O Instituto Nacional de Gestão e Redução do Risco de Desastres (INGD), em coordenação com o Programa Mundial para a Alimentação (PMA), iniciou esta quarta-feira, 08 de Abril de 2026, na Província de Maputo, o Seminário Nacional de Balanço do Processo de Implementação dos Planos de Acções Antecipadas à Seca da Época 2024/25. Com duração de três dias, o encontro reúne instituições do Governo a destacar: INAS-IP, INAM-IP, MAAP/DNDAF e SETSAN e parceiros como PMA, UNICEF, FAO e Save the Children, com o objectivo de avaliar a activação, coordenação e implementação dos planos, bem como identificar lacunas, boas práticas e pontos críticos.
Na ocasião, o Director da Divisão de Desenvolvimento das Zonas Áridas e Semiáridas, Paulo Tomás, destacou a relevância do momento, afirmando que “este momento permite olharmos de forma crítica para aquilo que foi feito e traçar caminhos para melhorar as respostas futuras”. Acrescentou que “a coordenação entre os sectores e parceiros continua a ser fundamental para garantir resultados mais eficazes na implementação das acções antecipadas”. Desde a primeira activação, na época 2023/2024, marcada pelo fenómeno El Niño, o INGD, em articulação com o INAS e parceiros, tem vindo a implementar acções antecipadas à seca, actualmente na sua terceira fase, com foco em aviso prévio, disponibilização de insumos agrícolas, acesso à água e protecção social, contando com financiamento de vários parceiros.

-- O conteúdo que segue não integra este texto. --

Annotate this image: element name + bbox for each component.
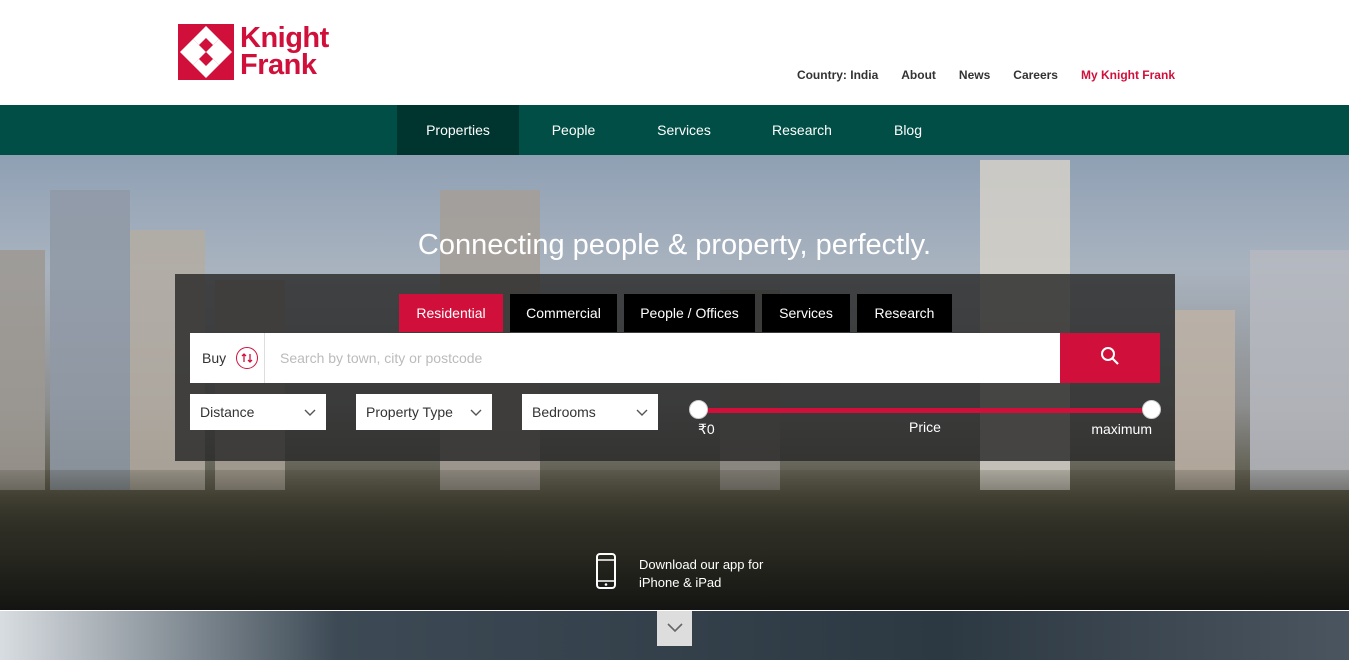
country-selector-link[interactable]: Country: India bbox=[797, 68, 878, 82]
location-search-input[interactable] bbox=[265, 333, 1060, 383]
nav-item-blog[interactable]: Blog bbox=[864, 105, 952, 155]
app-promo-line2: iPhone & iPad bbox=[639, 574, 722, 590]
search-filters: Distance Property Type Bedrooms bbox=[190, 394, 658, 430]
nav-item-services[interactable]: Services bbox=[628, 105, 740, 155]
tab-people-offices[interactable]: People / Offices bbox=[624, 294, 755, 332]
price-min-label: ₹0 bbox=[698, 421, 715, 437]
tab-services[interactable]: Services bbox=[762, 294, 850, 332]
logo-mark-icon bbox=[178, 24, 234, 80]
my-knight-frank-link[interactable]: My Knight Frank bbox=[1081, 68, 1175, 82]
price-label: Price bbox=[909, 419, 941, 435]
bedrooms-select-label: Bedrooms bbox=[532, 404, 596, 420]
swap-arrows-icon bbox=[236, 347, 259, 369]
property-type-select-label: Property Type bbox=[366, 404, 453, 420]
hero-title: Connecting people & property, perfectly. bbox=[417, 229, 932, 261]
price-min-handle[interactable] bbox=[689, 400, 708, 419]
buy-rent-toggle[interactable]: Buy bbox=[190, 333, 265, 383]
app-download-link[interactable]: Download our app for iPhone & iPad bbox=[595, 553, 763, 594]
chevron-down-icon bbox=[470, 404, 482, 420]
price-slider-track[interactable] bbox=[698, 408, 1152, 413]
distance-select[interactable]: Distance bbox=[190, 394, 326, 430]
search-bar: Buy bbox=[190, 333, 1160, 383]
hero-banner: Connecting people & property, perfectly.… bbox=[0, 155, 1349, 610]
tab-research[interactable]: Research bbox=[857, 294, 952, 332]
careers-link[interactable]: Careers bbox=[1013, 68, 1058, 82]
logo-word-knight: Knight bbox=[240, 22, 329, 54]
utility-links: Country: India About News Careers My Kni… bbox=[797, 68, 1175, 82]
nav-item-research[interactable]: Research bbox=[740, 105, 864, 155]
price-max-handle[interactable] bbox=[1142, 400, 1161, 419]
price-max-label: maximum bbox=[1091, 421, 1152, 437]
search-button[interactable] bbox=[1060, 333, 1160, 383]
knight-frank-logo[interactable]: Knight Frank bbox=[178, 24, 329, 80]
search-icon bbox=[1100, 346, 1120, 371]
scroll-down-button[interactable] bbox=[657, 611, 692, 646]
distance-select-label: Distance bbox=[200, 404, 255, 420]
property-type-select[interactable]: Property Type bbox=[356, 394, 492, 430]
chevron-down-icon bbox=[304, 404, 316, 420]
chevron-down-icon bbox=[666, 620, 683, 638]
tab-residential[interactable]: Residential bbox=[399, 294, 503, 332]
site-header: Knight Frank Country: India About News C… bbox=[0, 0, 1349, 105]
logo-word-frank: Frank bbox=[240, 49, 317, 81]
nav-item-people[interactable]: People bbox=[519, 105, 628, 155]
price-range-slider: ₹0 Price maximum bbox=[689, 399, 1161, 439]
logo-wordmark: Knight Frank bbox=[240, 22, 329, 81]
tab-commercial[interactable]: Commercial bbox=[510, 294, 617, 332]
news-link[interactable]: News bbox=[959, 68, 990, 82]
about-link[interactable]: About bbox=[901, 68, 936, 82]
property-search-panel: Residential Commercial People / Offices … bbox=[175, 274, 1175, 461]
app-promo-line1: Download our app for bbox=[639, 556, 764, 572]
chevron-down-icon bbox=[636, 404, 648, 420]
buy-label: Buy bbox=[202, 350, 227, 366]
main-nav: Properties People Services Research Blog bbox=[0, 105, 1349, 155]
phone-icon bbox=[595, 553, 617, 594]
nav-item-properties[interactable]: Properties bbox=[397, 105, 519, 155]
bedrooms-select[interactable]: Bedrooms bbox=[522, 394, 658, 430]
search-tabs: Residential Commercial People / Offices … bbox=[399, 294, 952, 332]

Durante o seminário, a Delegada Provincial do INGD em Maputo, Sarah Matches, sublinhou que “as acções concretas devem ser desenvolvidas no sentido de mitigar os efeitos da seca”, destacando os desafios associados a este fenómeno de progressão lenta. Por sua vez, o representante do PMA, Benvindo Nhanchua, referiu que “Moçambique é visto como referência internacional em matéria de acções antecipadas”, defendendo maior abertura na partilha de experiências e melhorias. Acrescentou ainda que “o PMA abraçou esta causa desde 2019”, apoiando a expansão das acções e a assistência à seca, que já alcançaram, até à data, mais de 450,000 beneficiários, entretanto os desafios são maiores e há necessidade de expandir à larga escala.
Por fim, Paulo Tomás, afirmou que o seminário representa uma oportunidade única de refletir na concepção geral do processo e dos mecanismos estabelecidos para promover a resiliência das comunidades e melhor planificar para o futuro. O dirigente reforçou a necessidade de acção contínua, sublinhando que “o que se precisa daqui para frente é expandir este processo e melhorar aquilo que já tem sido feito”, com vista ao fortalecimento da coordenação multissectorial e da resposta aos riscos de seca no país.